Cells and mouse aortae harvested from different treatment groups were homogenized in ice-cold 1 X RIPA buffer containing (leupeptin 1 μg/ml, aprotonin 5 μg/ml, PMSF 100 μg/ml, sodium orthovanadate 1 mmol/L, EGTA 1 mmol/L, EDTA 1 mmol/L, NaF 1 mmol/L, and β-glycerolphosphate 2 mg/ml). The lysates were centrifuged at 20,000 g for 10 min and supernatant was collected for Western blotting. The protein concentration of the supernatant was determined using the Lowry assay (Bio-Rad Laboratories, Hercules, CA, USA). Total protein concentration of 10–15 μg for each lane was separated in 10–15% sodium dodecyl sulphate (SDS)-polyacrylamide gel and then transferred to an immobilon-P polyvinylidene difluoride membrane (PVDF, Millipore, Billerica, MA, USA). The blots were blocked for non-specific binding with 3% bovine serum albumin (BSA) in Tris-buffered saline containing 0.1% Tween 20 (TBS) for 1 hour at room temperature with gentle shaking. After rinsing in TBS-T, the blots were incubated at 4 °C overnight with primary antibodies against phosphorylated eIF-2α at Ser52 (pelF2α, 1;1000, Cell Signalling Technology, Danvers, MA, USA), total eIF2α (1;1000, Cell Signalling Technology), GRP78 (1:1000, Santa Cruz), CHOP (1;500, Cell Signalling Technology), cleaved caspase 3 (1;500, Cell Signalling Technology), caspase 3 (1;500, Cell Signalling Technology), NOX 2 (1;1000, Abcam, Cambridge, UK), phosphorylated eNOS at Ser 1176 (1;1000, Abcam), and total eNOS (1;1000, BD Transduction laboratory, San Diego, CA, USA). The blots were washed three times for 5 minutes in TBS-T and incubated with respective secondary antibodies conjugated to horseradish peroxidise for 2 hours at room temperature. The blots were developed with a chemiluminescence detection system (ECL reagents, Millipore Corporation, Billerica, MA), and exposed to X-ray films. The images were scanned and densitometric analysis was performed using Quantity One 1D analysis software. The respective protein expression levels were normalized to the housekeeping protein β-actin.

Chemicals

Tunicamycin, ACh, SNP, phenylephrine, Tween-20, bis-N-methylacridinium nitrate, DETCA, DPI, β-NADPH, Tris-base were purchased from Sigma-Aldrich (St.

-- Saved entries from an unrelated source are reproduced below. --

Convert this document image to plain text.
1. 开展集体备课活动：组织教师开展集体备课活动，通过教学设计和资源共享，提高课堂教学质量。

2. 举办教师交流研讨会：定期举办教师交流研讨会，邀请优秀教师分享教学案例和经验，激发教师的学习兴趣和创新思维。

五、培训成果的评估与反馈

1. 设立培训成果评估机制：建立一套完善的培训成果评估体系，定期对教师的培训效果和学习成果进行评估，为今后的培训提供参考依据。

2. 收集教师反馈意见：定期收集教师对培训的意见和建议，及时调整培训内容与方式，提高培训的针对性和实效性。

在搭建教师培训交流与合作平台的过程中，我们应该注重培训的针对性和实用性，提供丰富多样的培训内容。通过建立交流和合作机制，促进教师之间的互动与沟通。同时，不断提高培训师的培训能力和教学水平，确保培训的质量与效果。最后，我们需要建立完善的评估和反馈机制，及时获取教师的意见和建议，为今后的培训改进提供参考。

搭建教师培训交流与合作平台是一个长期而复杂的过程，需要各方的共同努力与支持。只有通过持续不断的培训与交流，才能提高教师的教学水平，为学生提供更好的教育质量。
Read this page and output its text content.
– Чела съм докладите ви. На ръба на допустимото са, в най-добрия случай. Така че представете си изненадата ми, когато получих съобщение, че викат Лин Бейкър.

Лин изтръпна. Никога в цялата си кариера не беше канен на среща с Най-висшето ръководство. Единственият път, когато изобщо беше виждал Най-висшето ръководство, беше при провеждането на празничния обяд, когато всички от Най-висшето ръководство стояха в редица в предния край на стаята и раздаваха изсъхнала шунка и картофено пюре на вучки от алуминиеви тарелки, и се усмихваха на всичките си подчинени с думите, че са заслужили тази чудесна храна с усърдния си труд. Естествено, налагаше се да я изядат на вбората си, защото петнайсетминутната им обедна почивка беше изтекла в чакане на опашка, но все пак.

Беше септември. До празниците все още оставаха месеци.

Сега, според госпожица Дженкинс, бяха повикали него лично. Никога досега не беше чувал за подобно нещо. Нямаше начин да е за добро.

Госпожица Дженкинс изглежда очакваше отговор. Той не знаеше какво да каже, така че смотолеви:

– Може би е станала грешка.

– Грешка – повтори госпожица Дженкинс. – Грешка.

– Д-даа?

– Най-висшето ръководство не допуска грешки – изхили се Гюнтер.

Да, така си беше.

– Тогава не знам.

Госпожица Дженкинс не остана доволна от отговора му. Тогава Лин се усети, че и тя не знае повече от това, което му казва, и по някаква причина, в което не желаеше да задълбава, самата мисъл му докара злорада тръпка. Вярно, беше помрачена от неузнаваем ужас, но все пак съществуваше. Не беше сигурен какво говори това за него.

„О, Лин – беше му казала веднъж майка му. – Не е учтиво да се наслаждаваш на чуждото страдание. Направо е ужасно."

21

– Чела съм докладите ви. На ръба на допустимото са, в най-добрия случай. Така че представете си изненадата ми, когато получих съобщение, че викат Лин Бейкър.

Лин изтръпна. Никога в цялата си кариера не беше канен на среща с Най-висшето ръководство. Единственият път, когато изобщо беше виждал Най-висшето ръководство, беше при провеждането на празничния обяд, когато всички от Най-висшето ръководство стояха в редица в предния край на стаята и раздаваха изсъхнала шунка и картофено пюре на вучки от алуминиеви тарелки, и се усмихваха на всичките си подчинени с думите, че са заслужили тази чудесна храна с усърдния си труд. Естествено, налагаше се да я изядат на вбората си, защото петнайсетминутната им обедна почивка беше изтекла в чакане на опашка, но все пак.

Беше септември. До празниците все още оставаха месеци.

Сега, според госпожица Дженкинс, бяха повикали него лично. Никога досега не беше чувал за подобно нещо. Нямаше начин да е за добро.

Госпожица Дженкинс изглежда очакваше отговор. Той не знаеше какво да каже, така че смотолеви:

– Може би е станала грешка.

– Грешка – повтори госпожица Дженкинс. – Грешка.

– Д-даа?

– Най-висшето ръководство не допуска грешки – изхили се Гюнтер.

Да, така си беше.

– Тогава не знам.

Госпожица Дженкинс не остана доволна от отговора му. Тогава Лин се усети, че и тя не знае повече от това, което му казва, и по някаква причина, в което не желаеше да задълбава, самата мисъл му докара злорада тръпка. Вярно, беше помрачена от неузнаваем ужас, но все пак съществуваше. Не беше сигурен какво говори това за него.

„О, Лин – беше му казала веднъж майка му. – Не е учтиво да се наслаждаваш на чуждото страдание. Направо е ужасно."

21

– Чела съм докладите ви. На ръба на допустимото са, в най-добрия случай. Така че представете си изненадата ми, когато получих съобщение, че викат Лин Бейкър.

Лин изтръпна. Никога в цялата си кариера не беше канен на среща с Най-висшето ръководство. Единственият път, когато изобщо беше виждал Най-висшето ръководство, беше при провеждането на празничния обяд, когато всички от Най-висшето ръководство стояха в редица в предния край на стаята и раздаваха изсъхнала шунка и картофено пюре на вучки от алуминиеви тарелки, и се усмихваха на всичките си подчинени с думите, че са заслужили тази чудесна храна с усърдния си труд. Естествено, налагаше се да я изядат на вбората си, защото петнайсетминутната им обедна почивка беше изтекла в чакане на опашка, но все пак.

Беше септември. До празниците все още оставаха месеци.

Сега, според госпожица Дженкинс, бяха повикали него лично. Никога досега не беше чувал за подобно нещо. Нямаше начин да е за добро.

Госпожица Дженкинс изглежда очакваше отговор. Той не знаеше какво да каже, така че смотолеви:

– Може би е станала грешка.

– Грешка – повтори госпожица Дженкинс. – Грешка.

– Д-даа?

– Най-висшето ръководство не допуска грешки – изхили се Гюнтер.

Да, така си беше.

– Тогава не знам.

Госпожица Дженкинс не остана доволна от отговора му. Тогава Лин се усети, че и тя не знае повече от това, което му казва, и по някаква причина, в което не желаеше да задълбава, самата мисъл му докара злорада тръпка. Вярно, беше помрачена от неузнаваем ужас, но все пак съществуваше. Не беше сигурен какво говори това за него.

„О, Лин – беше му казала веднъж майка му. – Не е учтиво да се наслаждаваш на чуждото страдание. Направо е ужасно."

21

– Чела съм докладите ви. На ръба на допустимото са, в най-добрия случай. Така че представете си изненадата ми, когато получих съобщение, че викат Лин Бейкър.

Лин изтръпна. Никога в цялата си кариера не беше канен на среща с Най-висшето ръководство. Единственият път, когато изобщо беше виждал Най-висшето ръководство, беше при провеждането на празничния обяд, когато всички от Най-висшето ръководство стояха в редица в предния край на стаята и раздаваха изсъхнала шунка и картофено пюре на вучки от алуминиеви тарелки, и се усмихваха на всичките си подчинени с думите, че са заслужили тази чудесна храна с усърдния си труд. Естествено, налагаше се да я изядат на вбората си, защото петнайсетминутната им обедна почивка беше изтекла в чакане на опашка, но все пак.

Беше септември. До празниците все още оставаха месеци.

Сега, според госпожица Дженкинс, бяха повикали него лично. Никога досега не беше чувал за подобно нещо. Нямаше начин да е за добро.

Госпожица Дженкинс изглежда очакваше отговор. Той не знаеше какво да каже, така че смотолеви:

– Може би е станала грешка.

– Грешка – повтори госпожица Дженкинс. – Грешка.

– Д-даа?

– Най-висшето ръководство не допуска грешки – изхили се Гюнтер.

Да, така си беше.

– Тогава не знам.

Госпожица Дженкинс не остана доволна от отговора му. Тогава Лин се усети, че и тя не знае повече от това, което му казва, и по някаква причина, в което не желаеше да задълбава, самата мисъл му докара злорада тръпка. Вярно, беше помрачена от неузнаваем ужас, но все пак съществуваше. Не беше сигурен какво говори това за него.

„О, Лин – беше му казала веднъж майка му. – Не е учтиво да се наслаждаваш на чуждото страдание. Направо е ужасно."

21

Louis, MO, USA). DiOHF was purchased from Indofine and dissolved in DMSO. TUDCA was purchased from Calbiochem. Bovine serum albumin (BSA) was purchased from Santa Cruz (Dallas, Texas, USA). Kreb’s salts were purchased from BDH Limited and BDH Laboratory Supplies (Poole, UK).

Statistical Analysis

Results are presented as mean ± SEM from n mice. Statistical significance were determined using one-way ANOVA or two-way ANOVA as appropriate followed by Bonferroni post hoc-tests whenever appropriate (GraphPad Software, San Diego, USA). A P value of less than 0.05 is regarded as significant.